4. Le RN, outil ou épouvantail ?
Un ennemi commode pour disqualifier la gauche (« c’est moi ou le chaos »). Absence de véritable combat politique ou judiciaire contre le RN. Laxisme vis-à-vis des idées d’extrême droite dans le débat public. Références implicites à une « dédiabolisation utile » pour le système.
5. Le coup de poker de la dissolution
Résultats européens de 2024 : RN en tête, gauche divisée. Macron dissout — malgré les risques — espérant un effet de surprise. Objectif possible : provoquer une recomposition, fragiliser durablement la gauche, valider une alliance tacite avec une droite plus dure.
6. Une gauche affaiblie, un RN renforcé, les riches protégés
Le spectre d’une cohabitation « molle » avec un RN limité par la Constitution. Macron comme « garde du coffre-fort » jusqu’en 2027. Risque réel : le RN accède au pouvoir mais ne touche pas aux intérêts des ultra-riches.

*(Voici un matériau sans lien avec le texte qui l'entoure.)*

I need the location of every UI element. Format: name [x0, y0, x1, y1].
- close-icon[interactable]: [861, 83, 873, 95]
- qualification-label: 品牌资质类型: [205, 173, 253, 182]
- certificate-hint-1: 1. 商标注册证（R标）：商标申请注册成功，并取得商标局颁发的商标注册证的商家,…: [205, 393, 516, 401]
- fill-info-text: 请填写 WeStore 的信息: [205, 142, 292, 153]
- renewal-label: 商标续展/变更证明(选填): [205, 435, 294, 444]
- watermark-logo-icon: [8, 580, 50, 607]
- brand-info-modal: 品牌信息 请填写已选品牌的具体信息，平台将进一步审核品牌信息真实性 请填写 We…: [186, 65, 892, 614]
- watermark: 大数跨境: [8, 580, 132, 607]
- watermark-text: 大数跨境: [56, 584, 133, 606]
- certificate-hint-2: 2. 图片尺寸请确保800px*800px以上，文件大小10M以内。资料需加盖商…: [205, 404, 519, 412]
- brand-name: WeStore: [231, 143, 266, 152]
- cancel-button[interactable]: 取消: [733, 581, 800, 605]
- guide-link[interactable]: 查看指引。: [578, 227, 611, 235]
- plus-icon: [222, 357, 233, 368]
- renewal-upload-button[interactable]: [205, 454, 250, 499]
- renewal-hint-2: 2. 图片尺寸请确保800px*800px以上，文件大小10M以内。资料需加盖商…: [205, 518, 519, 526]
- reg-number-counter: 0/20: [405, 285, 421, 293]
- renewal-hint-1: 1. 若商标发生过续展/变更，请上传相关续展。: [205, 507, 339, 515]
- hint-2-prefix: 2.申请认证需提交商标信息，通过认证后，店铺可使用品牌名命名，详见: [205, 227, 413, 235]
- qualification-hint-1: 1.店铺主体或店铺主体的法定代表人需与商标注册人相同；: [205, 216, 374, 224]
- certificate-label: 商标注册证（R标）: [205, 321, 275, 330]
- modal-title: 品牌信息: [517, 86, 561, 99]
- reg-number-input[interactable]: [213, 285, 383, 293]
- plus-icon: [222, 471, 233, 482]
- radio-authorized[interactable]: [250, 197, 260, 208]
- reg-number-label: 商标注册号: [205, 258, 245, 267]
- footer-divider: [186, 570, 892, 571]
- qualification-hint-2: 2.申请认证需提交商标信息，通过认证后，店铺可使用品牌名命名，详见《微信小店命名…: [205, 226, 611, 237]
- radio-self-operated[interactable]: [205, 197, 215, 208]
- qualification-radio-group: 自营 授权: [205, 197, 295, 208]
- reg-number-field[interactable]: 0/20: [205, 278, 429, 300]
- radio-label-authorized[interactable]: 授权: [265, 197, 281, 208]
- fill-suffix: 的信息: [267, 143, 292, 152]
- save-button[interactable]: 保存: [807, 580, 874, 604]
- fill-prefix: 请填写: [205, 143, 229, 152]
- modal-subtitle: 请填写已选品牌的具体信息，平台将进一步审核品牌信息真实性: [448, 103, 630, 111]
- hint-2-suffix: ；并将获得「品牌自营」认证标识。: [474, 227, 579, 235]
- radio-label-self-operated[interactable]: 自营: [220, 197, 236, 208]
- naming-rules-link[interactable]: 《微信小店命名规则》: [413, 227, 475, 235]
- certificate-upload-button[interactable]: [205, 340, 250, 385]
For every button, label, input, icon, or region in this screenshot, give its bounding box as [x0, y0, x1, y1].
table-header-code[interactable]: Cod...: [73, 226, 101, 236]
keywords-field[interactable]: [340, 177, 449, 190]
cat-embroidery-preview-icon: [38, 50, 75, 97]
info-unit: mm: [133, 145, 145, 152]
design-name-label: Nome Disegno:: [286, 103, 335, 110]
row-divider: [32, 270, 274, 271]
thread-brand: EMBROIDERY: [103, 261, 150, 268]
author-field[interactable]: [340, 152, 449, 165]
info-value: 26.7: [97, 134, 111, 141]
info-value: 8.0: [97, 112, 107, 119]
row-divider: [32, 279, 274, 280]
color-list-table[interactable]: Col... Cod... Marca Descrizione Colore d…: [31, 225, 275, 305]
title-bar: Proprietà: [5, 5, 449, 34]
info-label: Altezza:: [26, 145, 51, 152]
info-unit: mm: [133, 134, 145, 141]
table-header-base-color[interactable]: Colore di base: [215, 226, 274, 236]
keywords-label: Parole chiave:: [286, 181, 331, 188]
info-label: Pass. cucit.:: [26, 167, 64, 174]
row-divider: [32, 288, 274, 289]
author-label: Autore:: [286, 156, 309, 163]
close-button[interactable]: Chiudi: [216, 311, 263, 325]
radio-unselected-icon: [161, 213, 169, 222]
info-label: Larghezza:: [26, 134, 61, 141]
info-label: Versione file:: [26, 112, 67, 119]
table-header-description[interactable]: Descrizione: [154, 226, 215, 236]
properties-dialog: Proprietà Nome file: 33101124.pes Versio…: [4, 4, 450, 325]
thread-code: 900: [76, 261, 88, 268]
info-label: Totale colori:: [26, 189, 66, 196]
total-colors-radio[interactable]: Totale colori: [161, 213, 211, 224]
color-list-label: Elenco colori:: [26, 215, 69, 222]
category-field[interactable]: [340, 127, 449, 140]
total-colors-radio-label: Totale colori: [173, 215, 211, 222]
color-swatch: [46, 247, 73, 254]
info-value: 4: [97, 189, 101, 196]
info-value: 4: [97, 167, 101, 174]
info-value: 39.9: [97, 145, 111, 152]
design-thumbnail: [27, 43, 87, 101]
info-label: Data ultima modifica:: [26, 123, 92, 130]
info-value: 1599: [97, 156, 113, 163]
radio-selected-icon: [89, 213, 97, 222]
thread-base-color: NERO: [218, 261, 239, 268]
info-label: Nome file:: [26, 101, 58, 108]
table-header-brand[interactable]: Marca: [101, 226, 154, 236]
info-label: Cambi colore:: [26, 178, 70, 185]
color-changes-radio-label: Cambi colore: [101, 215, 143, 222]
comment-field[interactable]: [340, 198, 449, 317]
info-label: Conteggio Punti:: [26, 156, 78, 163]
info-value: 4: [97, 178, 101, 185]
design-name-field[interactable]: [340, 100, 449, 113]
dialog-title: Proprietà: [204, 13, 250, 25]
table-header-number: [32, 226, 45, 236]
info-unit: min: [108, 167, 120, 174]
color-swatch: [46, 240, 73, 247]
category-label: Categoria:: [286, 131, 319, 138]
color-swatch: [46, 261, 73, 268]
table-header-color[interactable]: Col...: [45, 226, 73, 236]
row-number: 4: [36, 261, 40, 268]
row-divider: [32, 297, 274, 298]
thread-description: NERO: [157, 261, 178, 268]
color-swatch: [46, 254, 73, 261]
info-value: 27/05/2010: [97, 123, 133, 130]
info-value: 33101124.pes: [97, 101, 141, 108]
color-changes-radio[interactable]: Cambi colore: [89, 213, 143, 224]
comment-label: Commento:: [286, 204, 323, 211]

Un RN garant de l’ordre sans toucher au capital
Paradoxalement, si le RN accédait au pouvoir, sa fonction ne serait pas tant de renverser l’ordre établi que de le maintenir. Le parti d’extrême droite a su séduire une large part des forces de police et de gendarmerie, en défendant une ligne sécuritaire dure, parfois jusqu’à l’outrance. Ce soutien mutuel ouvre la voie à une forme de « stabilité autoritaire » : le RN serait en capacité de réprimer fermement les mouvements sociaux, les colères des quartiers populaires ou les manifestations d’ampleur comme celles des Gilets jaunes, tout en protégeant les intérêts des possédants. Ainsi, dans une logique de classe inversée, le RN, présenté comme antisystème, deviendrait le garant de la paix sociale — au profit des classes dominantes.
7. Un président sans avenir politique, mais un avenir tout court
Aucune possibilité de réélection. Perspective de reconversion dorée dans les cercles financiers internationaux. Exemple d’autres ex-dirigeants passés à la finance (Draghi, Barroso, Schröder…).
Conclusion
Et si Macron avait compris que le pire pour les ultra-riches ne serait pas le RN, mais une gauche vraiment populaire au pouvoir ? Dans cette hypothèse, toute stratégie destinée à bloquer l’un en laissant monter l’autre devient non seulement compréhensible, mais rationnelle. Reste à savoir si ce jeu dangereux ne finira pas par échapper à ses auteurs.